Riemann Zeta identity

Question

[How can one prove this not using this method?1How would one go about proving $\sum _{n \ge 2} (\zeta(n) - 1)$? When you sum a Riemann $\zeta$ function you get a double sum, with the $-1$ in front of the function, the original sum for Riemann $\zeta$ starts at $n=2$ so that's where the $2$ comes from. But after that I have no idea how to prove the actual sum and the fact that its limit is $1$ and that it therefore converges to $1$. Considering partial sums is what has to be done from the looks of it but I didn't get anywhere with that.

Answer 1

Euler-Maclaurin formula gives $$\zeta(n)-1=\sum_{k=2}^\infty\frac 1{k^n}=\mathcal O\left(\frac{2^{-n}}{n-1}\right)$$ So the series converges absolutely.

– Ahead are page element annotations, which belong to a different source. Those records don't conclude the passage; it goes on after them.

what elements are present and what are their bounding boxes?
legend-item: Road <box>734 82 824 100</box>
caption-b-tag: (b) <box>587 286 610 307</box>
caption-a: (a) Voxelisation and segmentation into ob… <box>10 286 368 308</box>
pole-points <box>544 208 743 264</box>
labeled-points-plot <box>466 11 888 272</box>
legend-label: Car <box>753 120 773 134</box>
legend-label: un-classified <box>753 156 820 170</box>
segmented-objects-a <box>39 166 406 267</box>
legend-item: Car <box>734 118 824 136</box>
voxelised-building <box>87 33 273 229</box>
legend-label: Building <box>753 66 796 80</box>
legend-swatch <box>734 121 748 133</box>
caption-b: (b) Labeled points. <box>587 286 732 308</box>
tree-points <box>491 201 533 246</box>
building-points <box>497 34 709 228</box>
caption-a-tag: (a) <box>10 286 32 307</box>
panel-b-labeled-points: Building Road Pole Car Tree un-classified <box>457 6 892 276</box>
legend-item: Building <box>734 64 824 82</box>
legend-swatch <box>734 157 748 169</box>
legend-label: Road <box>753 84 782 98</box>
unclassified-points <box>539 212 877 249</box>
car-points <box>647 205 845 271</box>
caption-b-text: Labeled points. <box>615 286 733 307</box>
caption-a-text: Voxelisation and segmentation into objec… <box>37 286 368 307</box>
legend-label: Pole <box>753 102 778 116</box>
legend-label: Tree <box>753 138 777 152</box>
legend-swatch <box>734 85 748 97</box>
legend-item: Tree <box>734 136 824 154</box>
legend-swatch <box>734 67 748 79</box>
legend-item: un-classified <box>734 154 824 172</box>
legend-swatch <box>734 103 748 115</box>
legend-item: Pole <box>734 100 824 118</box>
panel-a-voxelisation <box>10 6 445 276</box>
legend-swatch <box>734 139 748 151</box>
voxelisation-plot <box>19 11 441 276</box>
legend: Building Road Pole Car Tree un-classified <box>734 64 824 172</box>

In fact we have $$\sum_{n=2}^\infty(\zeta(n)-1)=\sum_{n=2}^\infty\sum_{k=2}^\infty\frac 1{k^n}=\sum_{k=2}^\infty\sum_{n=2}^\infty\frac 1{k^n}=\sum_{k=2}^\infty\frac 1{k(k-1)}=1$$

Answer 2

Due to the integral representation $$ \zeta(n) = \frac{1}{(n-1)!}\int_{0}^{+\infty}\frac{x^{n-1}}{e^x-1}\,dx \tag{1}$$ we have $$ \zeta(n)-1 = \int_{0}^{+\infty}\frac{x^{n-1}}{(n-1)!}\left(\frac{1}{e^x-1}-\frac{1}{e^x}\right)\,dx \tag{2}$$ so $$\sum_{n\geq 2}\left(\zeta(n)-1\right) = \int_{0}^{+\infty}(e^x-1)\left(\frac{1}{e^x-1}-\frac{1}{e^x}\right)\,dx = \int_{0}^{+\infty}e^{-x}\,dx = \color{red}{\large 1}.\tag{3}$$ The exchange of $\sum_{n\geq 2}$ and $\int_{0}^{+\infty}$ is allowed by the dominated convergence theorem.